Part 3 of an ongoing project to investigate what correlation, if any, exists between the amazon rank for US anime releases and their actual sales.
When I first conceived of this little amazon tracking expedition, I envisioned it as a 3-4 week excursion at most. At the time I was pulling up numbers individually and inputting them into spreadsheets, and it seemed like it would be a stretch to do so for a prolonged period of time. All the more so because this would be happening in September of 2015, one of the largest months I’ve ever tracked containing a massive total of 44 releases. Add in the 22 releases on the special list, and that’s a few minutes a day more than I was used to spending on this little sub-hobby.
To make the task significantly less obtrusive, I wrote a script that does the retrievals for me at a leisurely pace of one page rank per second (so as not to appear as an attack on amazon’s servers). This has since paid exponential dividends, saving me hours over the course of a month and making it possible to continue long-term tracking in perpetuity. And as this week’s worth of data (from 9/7-9/13) shows, it will be very helpful to have those extra datapoints.
Raw figures:
Notes on this week’s data:
-The Cat Returns’ total went up this week, which is I suppose good, but I’m still a little loath to trust the accuracy of that figure. We don’t know which end of the week2 data might be corrupt, and one of them stretches into this week.
-Both One Piece film DVDs had a very poor ranks this week. Strong World continues to have numbers which contrast with the usual DVD storefront effect.

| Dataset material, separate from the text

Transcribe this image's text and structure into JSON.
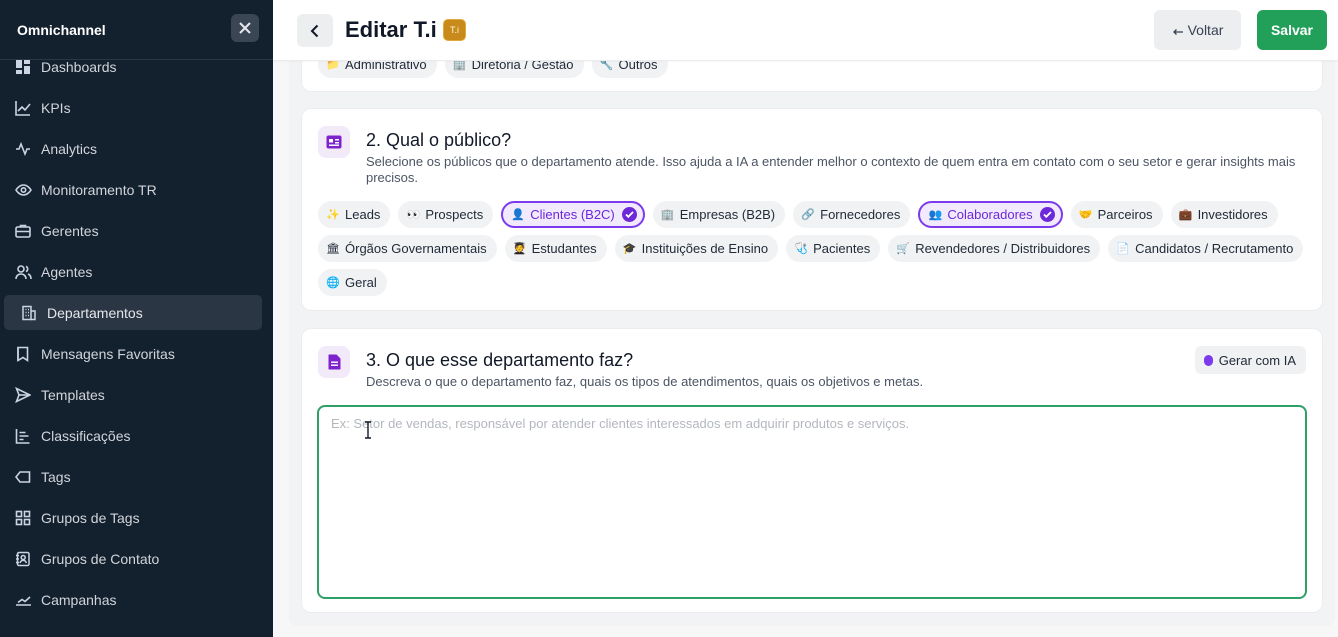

-Ponyo’s back in the stratosphere this weekend, doing over 3 times better than any other release. I excluded it from the plot because it skews the axis too much:
Changes in individual titles:
One of the key ways available for us to test the strengths of amazon ranks as a predictor is the comparison of same-release ranks across multiple weeks, and how much effect they have on the sales outcome – when the rank gets better or worse by a large amount, do sales change accordingly? Last time, I outlined the method I used to normalize ranks and sales for comparison across weeks. This time, we have 3 total weeks of data, so we can run 3 comparisons – week 3 vs. week 1 and week 3 vs. week 2. Adding that to last time’s week 1 vs. week 2 data, that’s a total of 57 total datapoints we can compare. Because of the way ranks work, we expect this correlation to have a negative slope.
It was correctly pointed out to me by reader primadog that R-value/Pearson Coefficient is a more accurate way of determining the likelihood and strength of correlation. Since this correlation is a negative one, a value closer to -1 than 0 indicates a strong correlation.
I calulated R-values for each of the 3 week vs. week samples, and I was quite surprised to find an odd element. The week 1 and week 3 data correlated with an R-value of -0.79, very strong for a real-world dataset. However, both the comparisons involving week 2 data had R-values weaker than -0.6 (0.50 vs. week 1, 0.58 vs. week 3). So the correlation between the data for week 1 and week 3 is quite a bit stronger, and the correlation of either set with week 2 data is comparatively vague. Compounding this observation is the fact that this isn’t the only weird thing about the week 2 data – The Cat Returns’s BD rerelease *lost* copies from its lifetime total moving from week 1 to week 2.
We have to at least consider the possibility that it wasn’t simply a hiccup in the one datapoint, but the result of a small but noticeable system-wide issue. In the least-damaging case, numbers were both added normally and corrected for a long term overcount, resulting in the one observable net minus and a few less noticeably “off” values. It’s also possible that all totals given on week 2 could be pure miscounts, meaning we have to discount that data, as well as w2 vs. w1/w3 data. Fortunately, thanks to the fact that we’ve got mountains of weeks’ worth of data incoming, we are well equipped to both discover if the week was a notable outlier and to exclude it if it turns out to be. Obviously it’s preferable to be able to use as much data as possible, and I’ll include week 2 data in future analyses unless further returns on the project cement its outlier status, but the fact that we don’t *have* to rely on data if we have obvious evidence that it’s contaminated is a huge boon to the project.